Traditional wisdom can temper high-tech savvy
In 1945, Glasgow Corporation published the infamous Bruce report, with its radical plans for redevelopment. The city centre would be flattened and people decanted en masse to tower blocks and new towns. The plans even included knocking down iconic buildings such as Kelvingrove Art Gallery, Central Station, the City Chambers and Glasgow School of Art.
Across the UK, old buildings had come to represent an impediment to progress. Razing them was seen as a common-sense move, a clean break from squalor, overcrowding and a burdensome wartime past.
It is hard to understand that utopian impulse now. With decades of hindsight, the planners who bulldozed city centres in favour of motorways and ugly shopping centres seem like cold-hearted pragmatists at best, vandals on a grand scale at worst.
In 2013, Scottish schools are caught up in a tide of rapid change. Digital technology is moving on so quickly, its endless innovations are so impressive, that dishing out tablet computers to all and sundry seems the sensible thing to do.
We should be wary of the seductive marketing of Apple, Microsoft, Samsung et al, with its echoes of that post-war architectural paradigm sold to the masses: old = bad, new = good. But the point is not to be suspicious of new technology; rather, it is not to be so enamoured of new technology that we reject the past.
In any time of rapid change, critical distance becomes more important than ever. Education Scotland's Derek Robertson, then, has been performing a crucial role. Over six months, he visited schools around Scotland to scrutinise how technology such as tablets and smartphones were being put to use.
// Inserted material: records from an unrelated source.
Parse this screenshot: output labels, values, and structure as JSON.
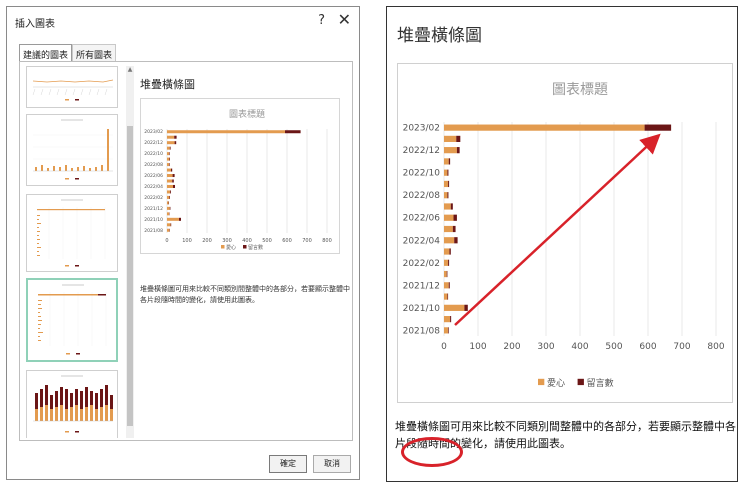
{
  "dialog": {
    "title": "插入圖表",
    "help_label": "?",
    "close_label": "✕",
    "tabs": [
      {
        "label": "建議的圖表",
        "active": true
      },
      {
        "label": "所有圖表",
        "active": false
      }
    ],
    "preview_title": "堆疊橫條圖",
    "description": "堆疊橫條圖可用來比較不同類別間整體中的各部分，若要顯示整體中各片段隨時間的變化，請使用此圖表。",
    "ok_label": "確定",
    "cancel_label": "取消"
  },
  "panel": {
    "title": "堆疊橫條圖",
    "description": "堆疊橫條圖可用來比較不同類別間整體中的各部分，若要顯示整體中各片段隨時間的變化，請使用此圖表。",
    "highlight_text": "隨時間的變化"
  },
  "colors": {
    "series1": "#e39b4f",
    "series2": "#6b1616",
    "annotation": "#d8222a",
    "selected_border": "#8fd1b8"
  },
  "chart_data": {
    "type": "bar",
    "orientation": "horizontal",
    "stacked": true,
    "title": "圖表標題",
    "categories": [
      "2021/08",
      "2021/09",
      "2021/10",
      "2021/11",
      "2021/12",
      "2022/01",
      "2022/02",
      "2022/03",
      "2022/04",
      "2022/05",
      "2022/06",
      "2022/07",
      "2022/08",
      "2022/09",
      "2022/10",
      "2022/11",
      "2022/12",
      "2023/01",
      "2023/02"
    ],
    "tick_labels": [
      "2021/08",
      "2021/10",
      "2021/12",
      "2022/02",
      "2022/04",
      "2022/06",
      "2022/08",
      "2022/10",
      "2022/12",
      "2023/02"
    ],
    "series": [
      {
        "name": "愛心",
        "values": [
          12,
          18,
          60,
          10,
          14,
          8,
          12,
          16,
          30,
          26,
          28,
          20,
          10,
          12,
          10,
          14,
          38,
          36,
          590
        ]
      },
      {
        "name": "留言數",
        "values": [
          2,
          3,
          10,
          2,
          3,
          2,
          3,
          4,
          10,
          8,
          10,
          6,
          3,
          3,
          3,
          4,
          8,
          12,
          78
        ]
      }
    ],
    "xlim": [
      0,
      800
    ],
    "x_ticks": [
      0,
      100,
      200,
      300,
      400,
      500,
      600,
      700,
      800
    ],
    "grid": true,
    "legend": "bottom"
  }
}
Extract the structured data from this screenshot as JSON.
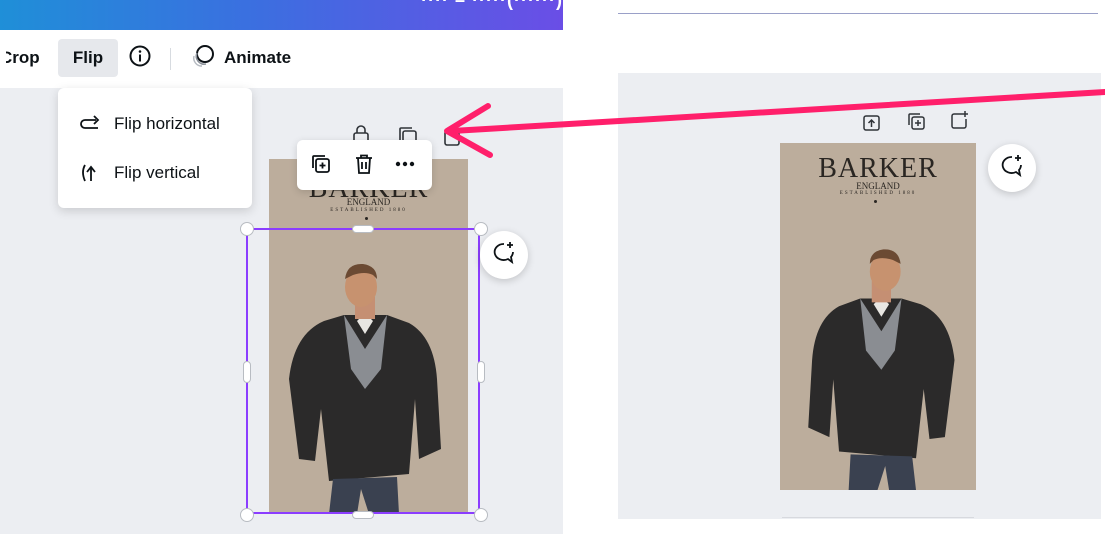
{
  "topbar": {
    "partial_text": "···· – ·····(······)"
  },
  "toolbar": {
    "crop_label": "Crop",
    "flip_label": "Flip",
    "info_icon": "info-icon",
    "animate_label": "Animate",
    "animate_icon": "animate-icon"
  },
  "flip_menu": {
    "items": [
      {
        "label": "Flip horizontal",
        "icon": "flip-horizontal-icon"
      },
      {
        "label": "Flip vertical",
        "icon": "flip-vertical-icon"
      }
    ]
  },
  "element_toolbar": {
    "icons": [
      "duplicate-icon",
      "trash-icon",
      "more-icon"
    ]
  },
  "page_icons": [
    "lock-icon",
    "duplicate-page-icon",
    "add-page-icon"
  ],
  "design": {
    "brand": "BARKER",
    "country": "ENGLAND",
    "established": "ESTABLISHED 1880"
  },
  "colors": {
    "accent": "#8b3dff",
    "arrow": "#ff1f6b",
    "page_background": "#bcad9c",
    "canvas": "#eceef2"
  }
}
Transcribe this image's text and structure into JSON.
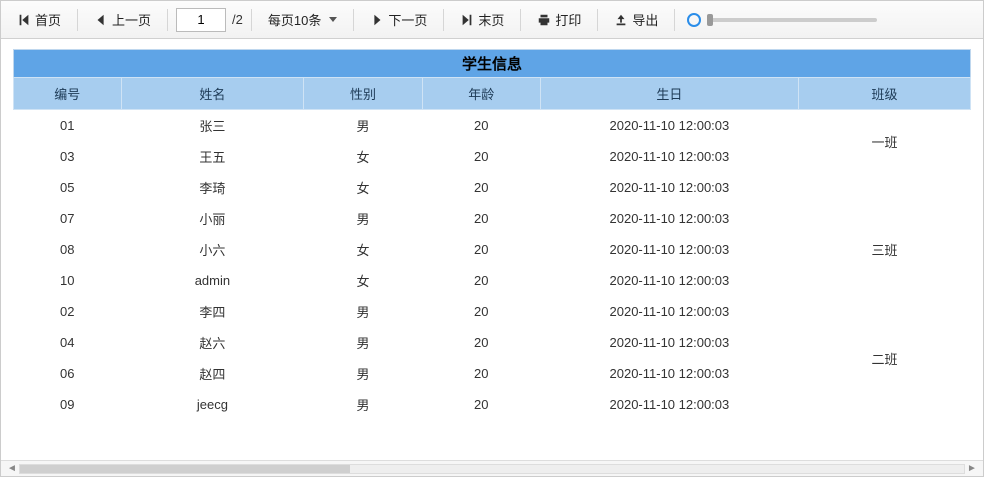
{
  "toolbar": {
    "first_label": "首页",
    "prev_label": "上一页",
    "page_value": "1",
    "page_total": "/2",
    "page_size_label": "每页10条",
    "next_label": "下一页",
    "last_label": "末页",
    "print_label": "打印",
    "export_label": "导出"
  },
  "table": {
    "title": "学生信息",
    "headers": {
      "id": "编号",
      "name": "姓名",
      "sex": "性别",
      "age": "年龄",
      "birthday": "生日",
      "class": "班级"
    },
    "rows": [
      {
        "id": "01",
        "name": "张三",
        "sex": "男",
        "age": "20",
        "birthday": "2020-11-10 12:00:03"
      },
      {
        "id": "03",
        "name": "王五",
        "sex": "女",
        "age": "20",
        "birthday": "2020-11-10 12:00:03"
      },
      {
        "id": "05",
        "name": "李琦",
        "sex": "女",
        "age": "20",
        "birthday": "2020-11-10 12:00:03"
      },
      {
        "id": "07",
        "name": "小丽",
        "sex": "男",
        "age": "20",
        "birthday": "2020-11-10 12:00:03"
      },
      {
        "id": "08",
        "name": "小六",
        "sex": "女",
        "age": "20",
        "birthday": "2020-11-10 12:00:03"
      },
      {
        "id": "10",
        "name": "admin",
        "sex": "女",
        "age": "20",
        "birthday": "2020-11-10 12:00:03"
      },
      {
        "id": "02",
        "name": "李四",
        "sex": "男",
        "age": "20",
        "birthday": "2020-11-10 12:00:03"
      },
      {
        "id": "04",
        "name": "赵六",
        "sex": "男",
        "age": "20",
        "birthday": "2020-11-10 12:00:03"
      },
      {
        "id": "06",
        "name": "赵四",
        "sex": "男",
        "age": "20",
        "birthday": "2020-11-10 12:00:03"
      },
      {
        "id": "09",
        "name": "jeecg",
        "sex": "男",
        "age": "20",
        "birthday": "2020-11-10 12:00:03"
      }
    ],
    "class_groups": [
      {
        "label": "一班",
        "start": 0,
        "span": 2
      },
      {
        "label": "",
        "start": 2,
        "span": 1
      },
      {
        "label": "",
        "start": 3,
        "span": 1
      },
      {
        "label": "三班",
        "start": 4,
        "span": 1
      },
      {
        "label": "",
        "start": 5,
        "span": 1
      },
      {
        "label": "",
        "start": 6,
        "span": 1
      },
      {
        "label": "二班",
        "start": 7,
        "span": 2
      },
      {
        "label": "",
        "start": 9,
        "span": 1
      }
    ]
  }
}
Mr Robertson, national adviser in emerging technologies and learning, has been at the vanguard of digital learning for years - in 2006, TESS reported on his plans for a Scottish centre to promote learning through computer games. But he is no cheerleader. He is wary of "shiny, shiny tech" and its ability to beguile; he reminds us that technology must add something to classrooms, not just do old stuff in a glitzier fashion.
Mr Robertson uncovered inspiring examples of technology's ability to fire young people's interest and open new doors. There was the boy so absorbed in creating animation that he did not even consider what he was doing to be learning; the school where 87 per cent of staff felt that iPads had made students more interested in learning. But he does not gloss over those less inclined to jump in feet first to the digital future: another boy found pencil and paper the best technology for harnessing ideas.
The Bruce report came to fruition only partly. Somewhere along the way, people decided that it might be worth holding on to the Kelvingrove and the City Chambers. Let's not chuck our pencils and paper in the bin just yet.